The Government intends to provide some 35,000 new social housing units over the next six years as part of its Housing 2020 strategy.

However, delegates at the conference expressed scepticism about proposals to eliminate social housing waiting lists, saying such a prospect would require 75,000 people to be moved into a rental market that was already at capacity.

Fr McVerry said hostels were struggling to cope with an increase in Dublin’s homeless population, a situation he believed was being exacerbated by the inability of people to move into a rental market unable to accommodate new entrants.

“The intention of the strategy is to eliminate social housing waiting lists by 2020, and that reminds me of the homeless strategy which is to eliminate homelessness by 2016. Both of them I would consider to be Alice in Wonderland politics.
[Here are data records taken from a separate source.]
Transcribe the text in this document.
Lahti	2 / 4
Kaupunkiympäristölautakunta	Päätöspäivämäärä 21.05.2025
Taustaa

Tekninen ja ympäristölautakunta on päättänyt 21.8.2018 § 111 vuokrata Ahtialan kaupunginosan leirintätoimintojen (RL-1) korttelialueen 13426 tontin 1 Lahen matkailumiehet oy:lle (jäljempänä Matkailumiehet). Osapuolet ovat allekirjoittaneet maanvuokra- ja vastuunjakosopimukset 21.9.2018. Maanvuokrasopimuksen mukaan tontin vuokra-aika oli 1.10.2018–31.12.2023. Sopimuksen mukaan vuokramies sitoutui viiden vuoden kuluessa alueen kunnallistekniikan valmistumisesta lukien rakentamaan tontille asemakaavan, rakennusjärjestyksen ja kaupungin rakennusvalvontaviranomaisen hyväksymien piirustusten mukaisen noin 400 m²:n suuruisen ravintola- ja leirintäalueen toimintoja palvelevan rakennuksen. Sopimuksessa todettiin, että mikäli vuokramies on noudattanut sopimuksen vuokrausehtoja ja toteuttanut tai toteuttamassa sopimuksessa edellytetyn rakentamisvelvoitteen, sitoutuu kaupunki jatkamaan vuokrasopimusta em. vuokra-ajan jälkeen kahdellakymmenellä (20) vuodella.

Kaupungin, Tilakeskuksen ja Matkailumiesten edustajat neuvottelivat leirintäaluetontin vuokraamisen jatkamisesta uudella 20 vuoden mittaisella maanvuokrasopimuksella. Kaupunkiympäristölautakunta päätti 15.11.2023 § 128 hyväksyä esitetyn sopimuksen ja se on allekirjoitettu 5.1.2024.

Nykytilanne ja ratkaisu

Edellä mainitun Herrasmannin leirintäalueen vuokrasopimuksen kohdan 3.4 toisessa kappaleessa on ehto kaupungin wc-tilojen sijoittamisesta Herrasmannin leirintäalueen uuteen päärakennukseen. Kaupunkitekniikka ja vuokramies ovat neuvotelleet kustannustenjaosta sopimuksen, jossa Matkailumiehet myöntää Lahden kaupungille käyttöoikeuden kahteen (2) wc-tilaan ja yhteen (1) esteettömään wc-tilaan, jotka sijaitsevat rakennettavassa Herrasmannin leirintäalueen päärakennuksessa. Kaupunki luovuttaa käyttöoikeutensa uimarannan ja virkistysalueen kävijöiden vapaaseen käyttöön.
“The private rental sector now is a major part of the problem, and because building private housing or building social housing is a two to three year strategy, the only game in town for the next couple of years is the private rental sector,” he said.

Edgar Morgenroth of the Economic and Social Research Institution (ESRI) told the audience that the undersupply of housing units across the Irish market was constraining economic development, inhibiting local businesses, and dissuading foreign investors from setting up in the country.
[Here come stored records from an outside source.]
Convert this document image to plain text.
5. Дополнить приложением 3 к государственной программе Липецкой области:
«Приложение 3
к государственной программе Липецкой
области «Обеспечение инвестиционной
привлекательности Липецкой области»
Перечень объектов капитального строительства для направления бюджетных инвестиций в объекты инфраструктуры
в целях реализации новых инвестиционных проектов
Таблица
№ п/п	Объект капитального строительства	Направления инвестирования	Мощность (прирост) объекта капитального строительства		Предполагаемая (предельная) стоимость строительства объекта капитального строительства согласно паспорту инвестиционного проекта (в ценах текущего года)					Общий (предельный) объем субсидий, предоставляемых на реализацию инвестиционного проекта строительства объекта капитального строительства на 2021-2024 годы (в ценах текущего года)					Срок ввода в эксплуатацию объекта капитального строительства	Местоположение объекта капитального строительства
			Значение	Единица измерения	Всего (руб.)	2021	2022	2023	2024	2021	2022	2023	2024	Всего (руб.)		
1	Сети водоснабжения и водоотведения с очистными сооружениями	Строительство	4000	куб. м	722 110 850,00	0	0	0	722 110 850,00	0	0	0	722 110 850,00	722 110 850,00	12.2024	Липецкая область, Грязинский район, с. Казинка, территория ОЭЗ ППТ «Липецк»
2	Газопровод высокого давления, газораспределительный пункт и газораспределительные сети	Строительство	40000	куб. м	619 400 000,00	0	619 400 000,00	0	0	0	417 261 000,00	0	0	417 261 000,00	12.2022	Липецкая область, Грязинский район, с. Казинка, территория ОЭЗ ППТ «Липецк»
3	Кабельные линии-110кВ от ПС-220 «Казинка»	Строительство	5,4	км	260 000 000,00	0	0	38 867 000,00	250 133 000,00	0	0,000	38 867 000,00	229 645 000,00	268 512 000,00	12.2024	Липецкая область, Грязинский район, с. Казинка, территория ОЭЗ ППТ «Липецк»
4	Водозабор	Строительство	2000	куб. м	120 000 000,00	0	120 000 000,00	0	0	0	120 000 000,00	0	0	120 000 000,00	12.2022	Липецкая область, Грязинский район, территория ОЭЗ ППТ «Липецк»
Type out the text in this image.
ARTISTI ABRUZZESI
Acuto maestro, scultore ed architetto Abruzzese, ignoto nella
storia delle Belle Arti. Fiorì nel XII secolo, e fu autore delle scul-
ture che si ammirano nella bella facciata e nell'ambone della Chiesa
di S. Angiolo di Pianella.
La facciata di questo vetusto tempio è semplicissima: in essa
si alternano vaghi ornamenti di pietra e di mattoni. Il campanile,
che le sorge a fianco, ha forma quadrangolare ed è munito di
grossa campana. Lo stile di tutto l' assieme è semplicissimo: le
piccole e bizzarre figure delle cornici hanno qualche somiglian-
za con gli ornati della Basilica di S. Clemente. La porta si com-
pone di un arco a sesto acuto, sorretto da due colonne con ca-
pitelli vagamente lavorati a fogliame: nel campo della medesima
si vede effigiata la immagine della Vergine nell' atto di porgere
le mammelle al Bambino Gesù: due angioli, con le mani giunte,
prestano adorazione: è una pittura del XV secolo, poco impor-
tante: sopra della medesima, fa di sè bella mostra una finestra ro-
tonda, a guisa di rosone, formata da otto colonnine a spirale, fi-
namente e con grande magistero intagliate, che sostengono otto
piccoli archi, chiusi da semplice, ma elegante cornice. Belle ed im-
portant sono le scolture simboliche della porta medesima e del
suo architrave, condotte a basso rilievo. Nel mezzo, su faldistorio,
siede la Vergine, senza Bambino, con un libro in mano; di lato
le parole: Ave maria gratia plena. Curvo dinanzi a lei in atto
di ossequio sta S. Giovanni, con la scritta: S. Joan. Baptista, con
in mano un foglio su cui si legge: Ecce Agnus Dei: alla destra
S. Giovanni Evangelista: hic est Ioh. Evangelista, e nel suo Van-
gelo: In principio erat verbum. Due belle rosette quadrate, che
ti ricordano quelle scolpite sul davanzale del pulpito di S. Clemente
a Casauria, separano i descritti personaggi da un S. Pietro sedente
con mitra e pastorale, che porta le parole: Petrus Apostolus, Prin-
According to Marion Fitzgerald of estate agents Sherry Fitzgerald, less than 1 per cent of the housing stock in Cork and Dublin was currently available for sale, leading to rising inflation within the market.
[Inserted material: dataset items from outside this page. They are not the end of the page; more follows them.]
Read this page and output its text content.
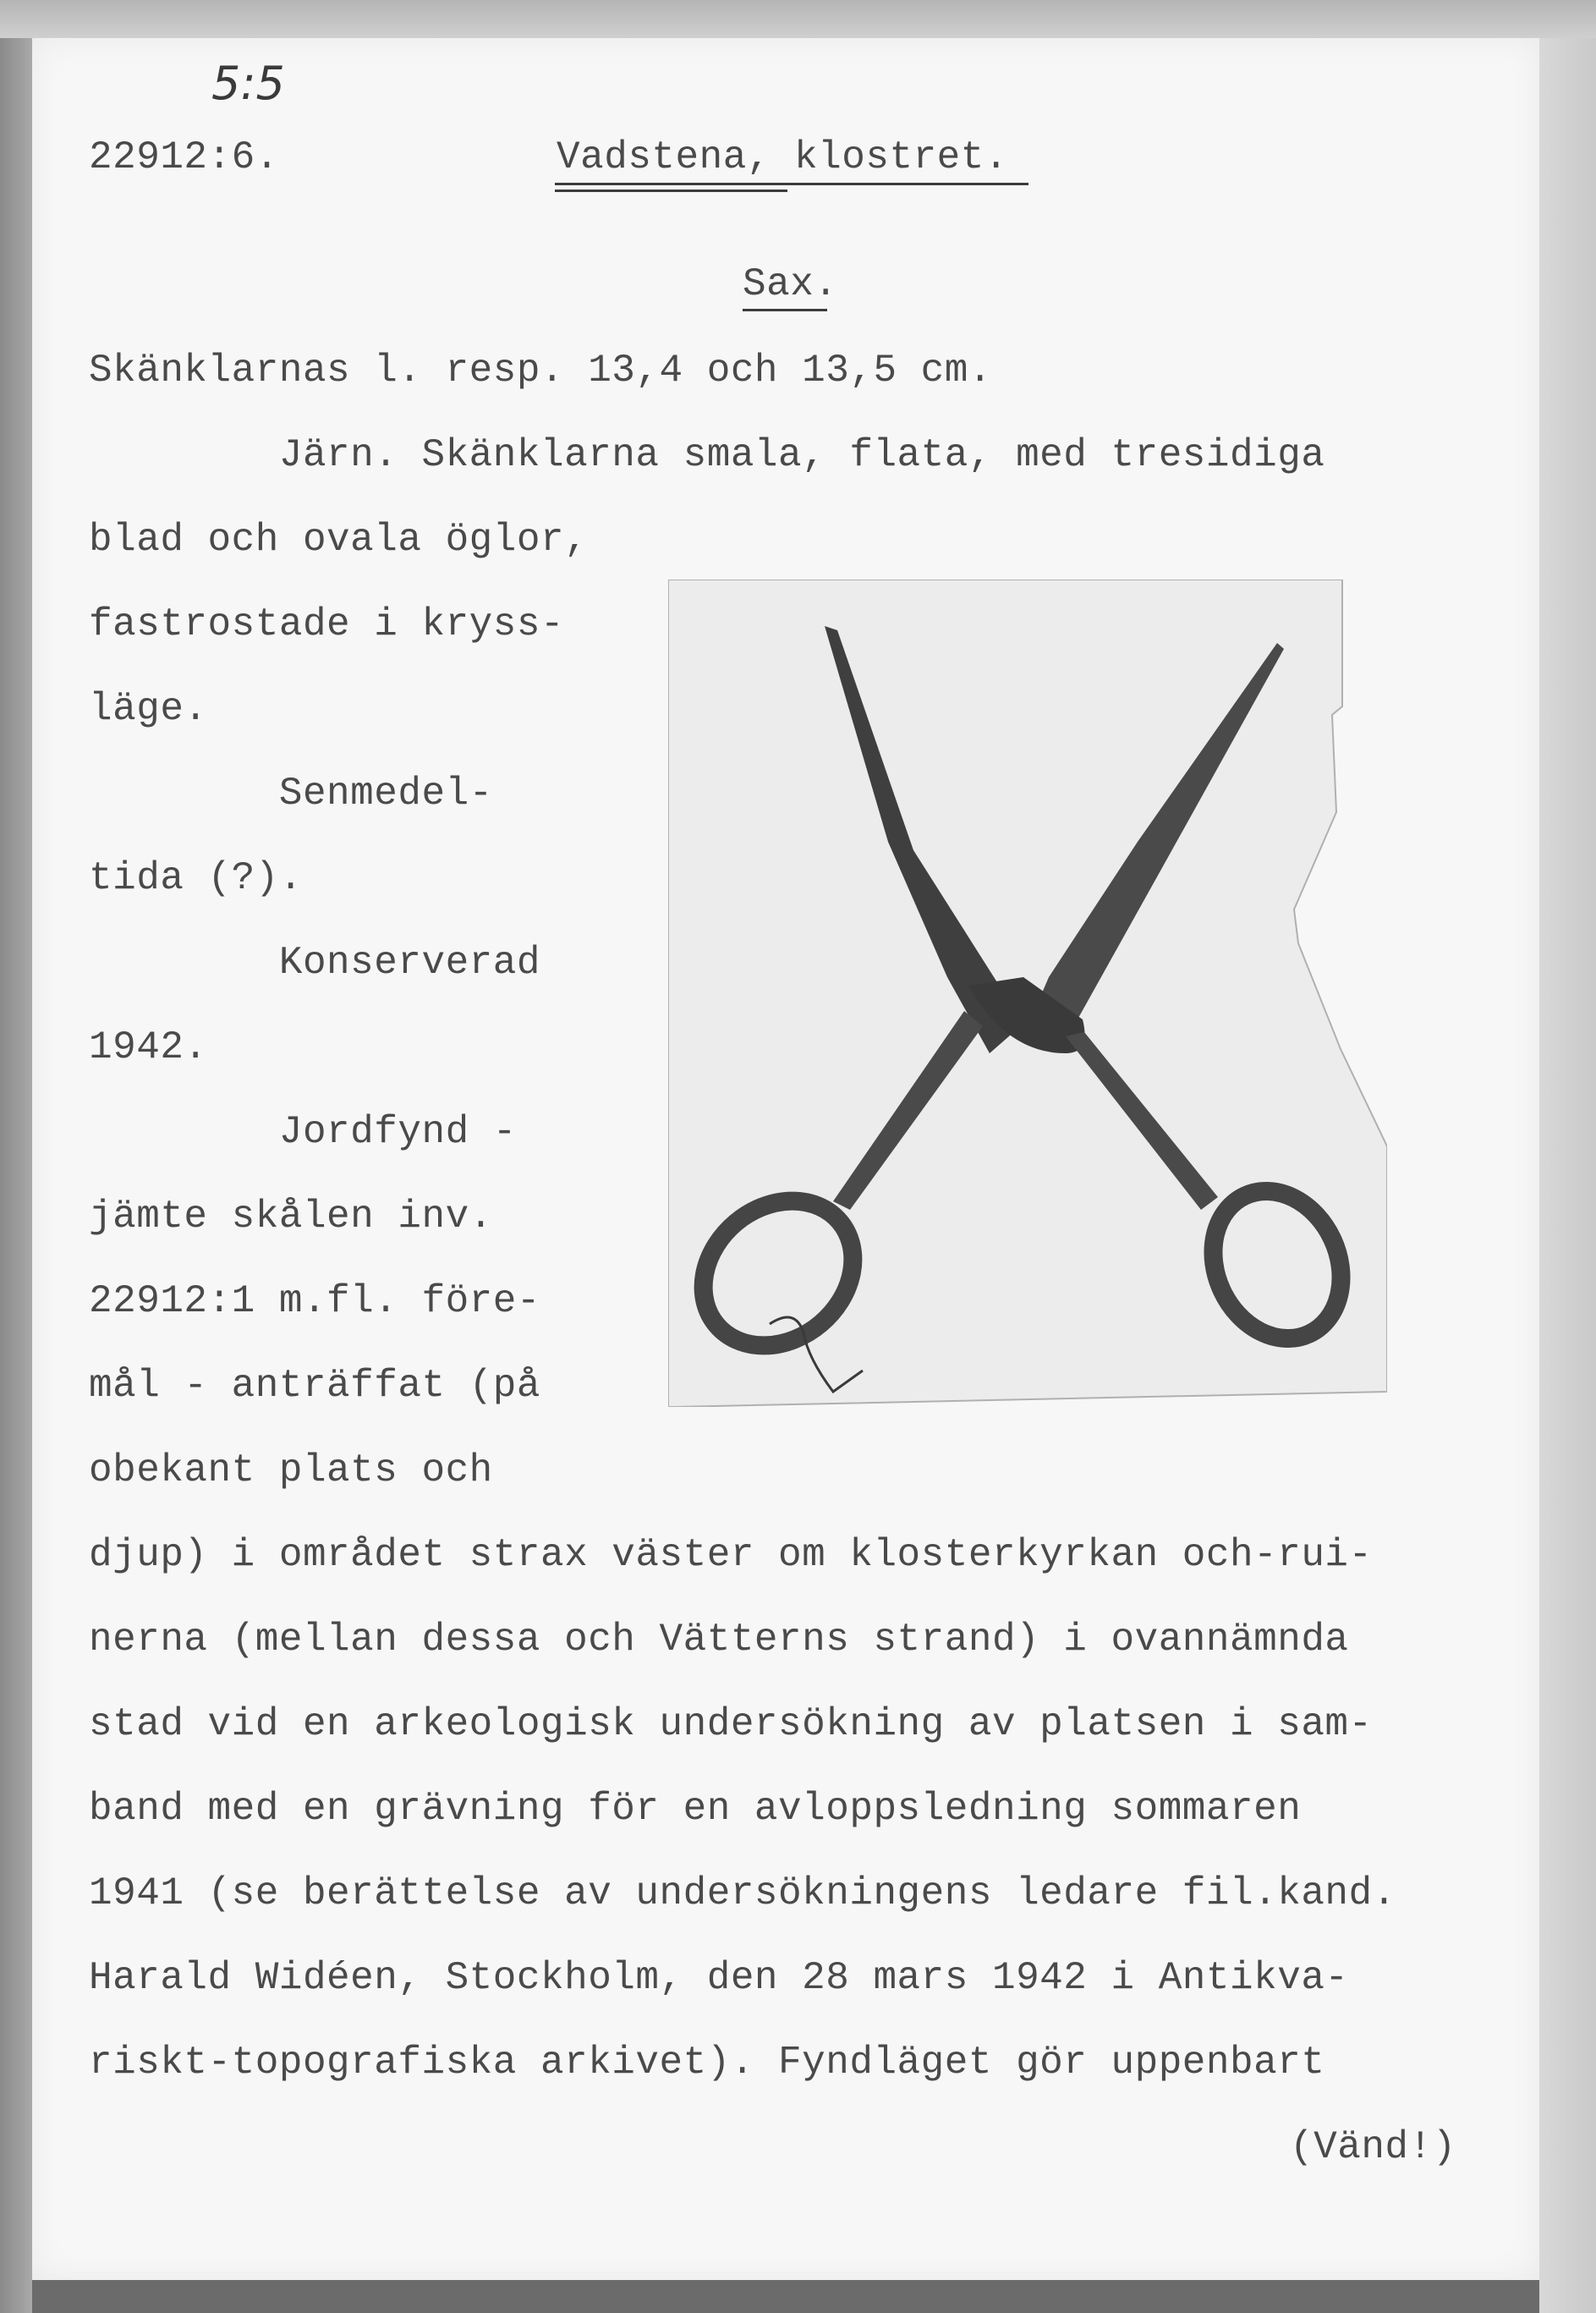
5:5
22912:6.	Vadstena, klostret.
Sax.
Skänklarnas l. resp. 13,4 och 13,5 cm.
Järn. Skänklarna smala, flata, med tresidiga
blad och ovala öglor,
fastrostade i kryss-
läge.
Senmedel-
tida (?).
Konserverad
1942.
Jordfynd -
jämte skålen inv.
22912:1 m.fl. före-
mål - anträffat (på
obekant plats och
djup) i området strax väster om klosterkyrkan och-rui-
nerna (mellan dessa och Vätterns strand) i ovannämnda
stad vid en arkeologisk undersökning av platsen i sam-
band med en grävning för en avloppsledning sommaren
1941 (se berättelse av undersökningens ledare fil.kand.
Harald Widéen, Stockholm, den 28 mars 1942 i Antikva-
riskt-topografiska arkivet). Fyndläget gör uppenbart
(Vänd!)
Construction of new houses within the Dublin region fell from 7,500 in 2006 to just over 500 in 2013, a situation which has contributed to a chronic shortfall in housing stock in the nation’s primary population centre.

Nama has already dedicated €450 million to building 1,500 houses for private sale this year, but a Cabinet report released last month revealed that of 80,000 new housing units that could be built in the capital over the next six years, the construction of around 50,000 was constrained by ongoing infrastructural deficits in areas zoned for development.

In his contribution, Labour Party councillor for Dublin city Dermot Lacey said departmental bureaucracy was to blame for the failure to deliver enough units for an increasingly voracious housing market.

“In every single housing project I’ve been involved in, the single biggest stumbling block to delivery was the inept, incompetent, bureaucratic interference of absolutely absurd rules and provisions by the Department of the Environment,” he said.

Opening the second and final day of the conference, Minister of State for housing Paudie Coffey acknowledged that constraints on resources and the costs associated with supplying accommodation remain issues for his department.

"Our recent return to growth does not in itself herald the end of constraints on resources. We need to ensure that public investment is targeted widely and effectively, not least the €2.2 billion now committed to the delivery of 10,000 social housing units over the next three years," said the Fine Gael TD.

“We need to challenge our own traditional rethinking- do we need to reset local government, including Government, in terms of the charges we apply in the delivery of housing?” he added.